Sávio Ximenes Hackradt

11.8.12


Por Leide Franco (@LeideFranco)

Todo mundo deve conhecer aquela história amorosa que não acaba nunca. Não, não é o tipo de “amor” para cem anos. É o tipo da falta de amor próprio. Conheço gente vazia do maior amor do mundo: o seu para com ela mesma.

São constantes as histórias mal terminadas, os amores inacabados, o sofrimento recorrente. Há quem viva esperando por um final feliz que nem teve sequer um começo. Mas e aquelas que não querem deixar você livre, em paz para buscar novos sentidos? É você acompanhado e concomitantemente vazio cheio de nada, ou melhor, completo de sofrimento e quase sempre um lado pena mais que o outro.
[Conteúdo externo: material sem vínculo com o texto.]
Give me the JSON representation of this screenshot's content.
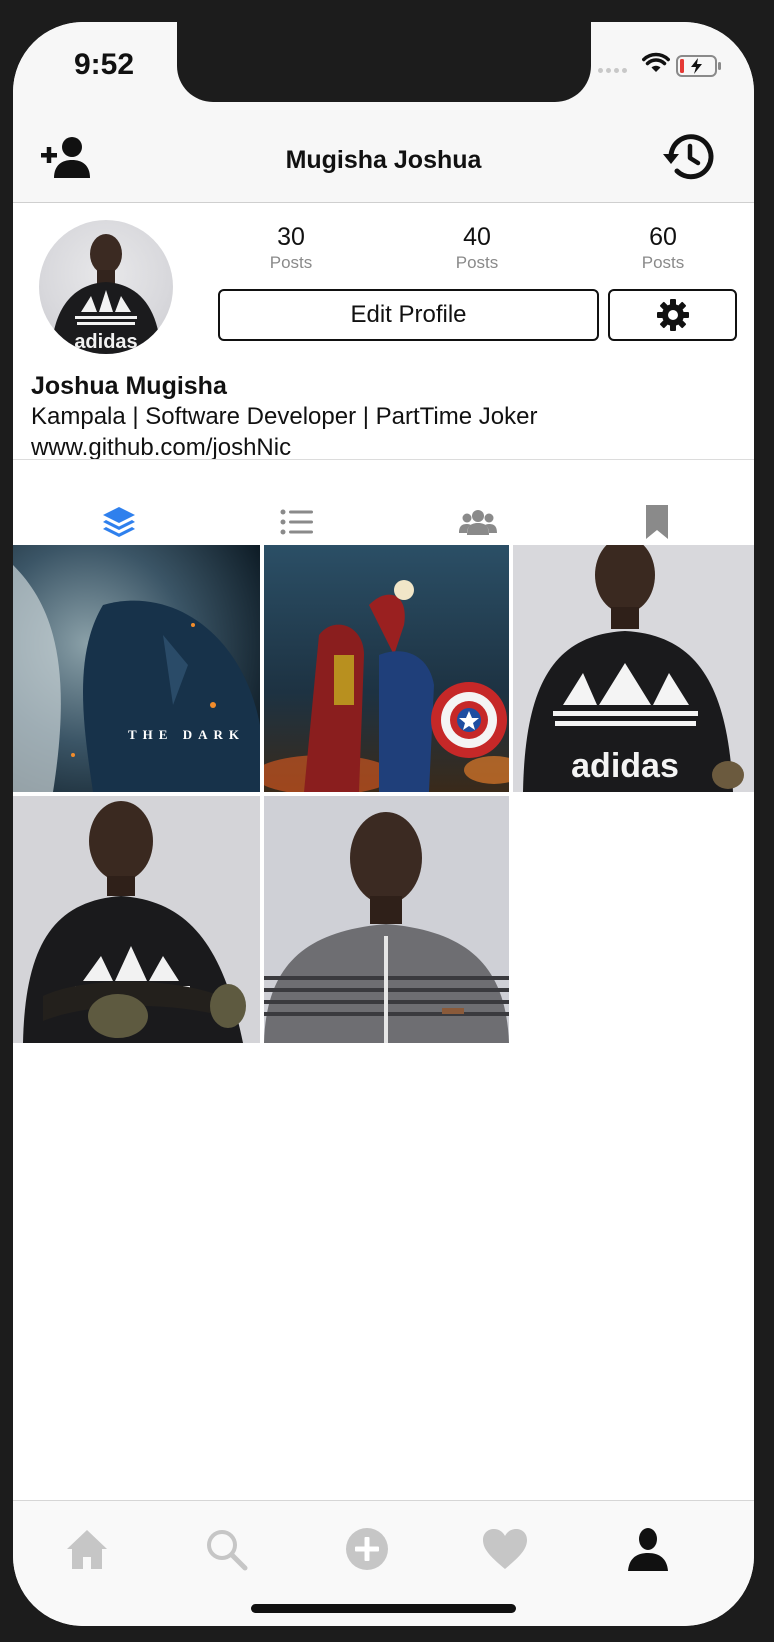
{
  "status_bar": {
    "time": "9:52"
  },
  "header": {
    "title": "Mugisha Joshua",
    "left_icon": "add-user-icon",
    "right_icon": "history-icon"
  },
  "profile": {
    "stats": [
      {
        "value": "30",
        "label": "Posts"
      },
      {
        "value": "40",
        "label": "Posts"
      },
      {
        "value": "60",
        "label": "Posts"
      }
    ],
    "edit_label": "Edit Profile",
    "settings_icon": "gear-icon",
    "name": "Joshua Mugisha",
    "bio": "Kampala | Software Developer | PartTime Joker",
    "website": "www.github.com/joshNic",
    "avatar_text": "adidas"
  },
  "tabs": [
    {
      "icon": "layers-icon",
      "active": true
    },
    {
      "icon": "list-icon",
      "active": false
    },
    {
      "icon": "group-icon",
      "active": false
    },
    {
      "icon": "bookmark-icon",
      "active": false
    }
  ],
  "grid": {
    "posts": [
      {
        "kind": "joker-poster",
        "caption": "THE DARK"
      },
      {
        "kind": "avengers-poster"
      },
      {
        "kind": "adidas-portrait",
        "caption": "adidas"
      },
      {
        "kind": "arms-crossed-portrait"
      },
      {
        "kind": "shirt-portrait"
      }
    ]
  },
  "tabbar": {
    "items": [
      "home-icon",
      "search-icon",
      "add-circle-icon",
      "heart-icon",
      "person-icon"
    ],
    "active": "person-icon"
  },
  "colors": {
    "accent": "#2f80ed",
    "inactive_icon": "#c6c6c6",
    "text": "#111111",
    "secondary_text": "#8a8a8a"
  }
}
Há um mundo de coisas mais importantes que sofrer por amor, ou melhor, vamos corrigir, amor nenhum, nesse significado imenso que há nessa minúscula palavra, causa sofrimento, o problema está na forma mal aplicada dele. As pessoas estão fazendo o uso incorreto desse sentimento. Estão fazendo a conta errada. Somando um mais um igual a dois, cada um de um lado. Resultado: nada.

Mesmo assim e com todas as implicações que isso gera, é importante ser otimista, pois bem como disse Caio Fernando Abreu certa vez, aqui parafraseado, por mais impossíveis e malucos que pareçam [os amores], a gente sabe, bem no fundo, foram feitos para um dia dar certo.